Again, the doorbell.
They had loved each other, she thought, frowning. Again the bird in the back of her mind stirred and fluttered. Duty, she remembered. But duty was merely turning love into a thought. Without love — if there was no love — then duty
Meaningless. Evil.
“Duty is evil,” she said aloud. She smiled. Drunk as a pig. If anyone should see me
They were pounding now. Banging on the door like the Gestapo or something. It amused her, the thought of poor gentle Miller and wordless Kozlowski and that trembling little tame rabbit John Figlow, or whoever was there, banging the door like the whole German army under orders to kill all Jews.
“Just a moment,” she called.
The banging stopped.
She moved toward the dining room, holding the pistol in one hand, the bottle in the other.

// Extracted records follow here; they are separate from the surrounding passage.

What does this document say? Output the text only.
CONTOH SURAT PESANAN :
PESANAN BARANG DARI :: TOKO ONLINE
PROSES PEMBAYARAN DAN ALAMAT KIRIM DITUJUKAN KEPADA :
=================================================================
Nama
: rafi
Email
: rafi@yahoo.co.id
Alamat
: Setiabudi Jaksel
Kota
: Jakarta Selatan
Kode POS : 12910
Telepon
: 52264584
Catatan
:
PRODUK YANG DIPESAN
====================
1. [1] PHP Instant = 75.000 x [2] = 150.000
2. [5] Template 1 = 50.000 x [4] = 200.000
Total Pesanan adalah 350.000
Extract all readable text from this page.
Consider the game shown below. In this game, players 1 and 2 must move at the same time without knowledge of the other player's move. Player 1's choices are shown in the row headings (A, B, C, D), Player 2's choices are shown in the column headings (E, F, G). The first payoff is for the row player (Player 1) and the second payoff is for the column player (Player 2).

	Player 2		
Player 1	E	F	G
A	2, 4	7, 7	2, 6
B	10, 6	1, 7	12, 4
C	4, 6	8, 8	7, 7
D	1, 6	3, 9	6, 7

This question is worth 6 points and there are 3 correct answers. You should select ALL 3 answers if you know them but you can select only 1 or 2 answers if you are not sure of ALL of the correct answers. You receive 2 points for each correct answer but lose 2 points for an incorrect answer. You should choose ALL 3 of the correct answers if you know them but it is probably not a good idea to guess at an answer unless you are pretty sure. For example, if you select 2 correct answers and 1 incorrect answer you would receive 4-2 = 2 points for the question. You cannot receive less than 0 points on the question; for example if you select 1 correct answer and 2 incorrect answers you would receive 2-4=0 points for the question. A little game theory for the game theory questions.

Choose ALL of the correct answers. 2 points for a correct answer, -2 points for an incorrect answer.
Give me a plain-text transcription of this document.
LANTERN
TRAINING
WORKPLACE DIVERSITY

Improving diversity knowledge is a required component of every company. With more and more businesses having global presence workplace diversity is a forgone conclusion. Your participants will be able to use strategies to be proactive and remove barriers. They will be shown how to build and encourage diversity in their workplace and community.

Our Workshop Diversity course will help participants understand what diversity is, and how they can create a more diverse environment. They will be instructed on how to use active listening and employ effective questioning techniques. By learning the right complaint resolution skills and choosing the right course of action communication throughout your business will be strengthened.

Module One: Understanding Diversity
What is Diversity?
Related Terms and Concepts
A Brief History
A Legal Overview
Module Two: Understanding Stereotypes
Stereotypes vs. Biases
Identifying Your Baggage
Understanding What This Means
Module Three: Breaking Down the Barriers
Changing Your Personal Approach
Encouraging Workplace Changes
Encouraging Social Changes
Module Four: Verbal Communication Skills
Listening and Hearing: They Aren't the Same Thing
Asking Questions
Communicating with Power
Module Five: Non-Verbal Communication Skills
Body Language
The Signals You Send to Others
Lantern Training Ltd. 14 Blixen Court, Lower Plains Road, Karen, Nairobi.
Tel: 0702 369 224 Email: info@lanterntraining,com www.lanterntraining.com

I feel better now, thank you, she thought. Quite sober. Standing in the livingroom she said, “I’m sorry, you can’t come in.”
“Mrs. Clumly?” someone called. A voice she couldn’t place.
“I’m sorry,” she said. “It’s my duty to keep you out. You don’t have a warrant, do you?”
Silence.
Eventually, Officer Tank’s voice: “Mrs. Clumly, we need to talk to you.”
“I’m sorry,” she said.
Another silence. Then, loud as gunshots, a knocking.
“For Christ’s sake, Esther, let us in.” It was Miller this time.
She smiled.
It might have been all civilization, for all she cared, out there banging and asking admission. She said, “What do you want?”
“We want to talk,” Miller said.
She waited.
He was quiet for a long time. They were whispering something.
“Mrs. Clumly,” Miller said softly, almost too softly to hear. “It’s about — what we talked about. You remember?” Another silence. She could hear the house waiting, observing with detachment but a certain remote curiosity. In the cellar, nothing stirred. Then Miller’s voice: “Esther, the tapes.”
She squeezed. The explosion filled the room and the gun kicked into her stomach so hard all her breath went out, and the world was full of the violent smell of the gunpowder or whatever it was as she fell down gasping and amazed. She heard plaster falling from the ceiling. And then they were howling as if they’d all been shot in the left hind leg, and there were doors opening all up and down the street, and the second explosion was louder than the first and the third explosion still ten times louder, and Ed Tank screamed as if he’d gone stark crazy, “Mrs. Clumly put down that gun before you kill yourself!” They were banging again. She heard the hinges break.
At last, with vast satisfaction, as though huge iron chains had been sawed from her legs and her eyes, were opened and her womb filled with life, she fainted. More brave than was intended, she said in her mind.
4
Arthur Hodge Jr, brother to Will Sr and Ben, sat, all triangles and squares, hooking colored wires together in a pattern so intricate no ordinary man could have read the chart. He was making what he called, by some queer lapse of mind or twist of humor, a Victrola, to anyone else a stereo phonograph. He was a lover of music and did not understand, since he’d forbidden it, that what his seven daughters would play on his machine would be music by, at best, the Jefferson Airplane. The phone rang. His oldest daughter answered. She brought him the news.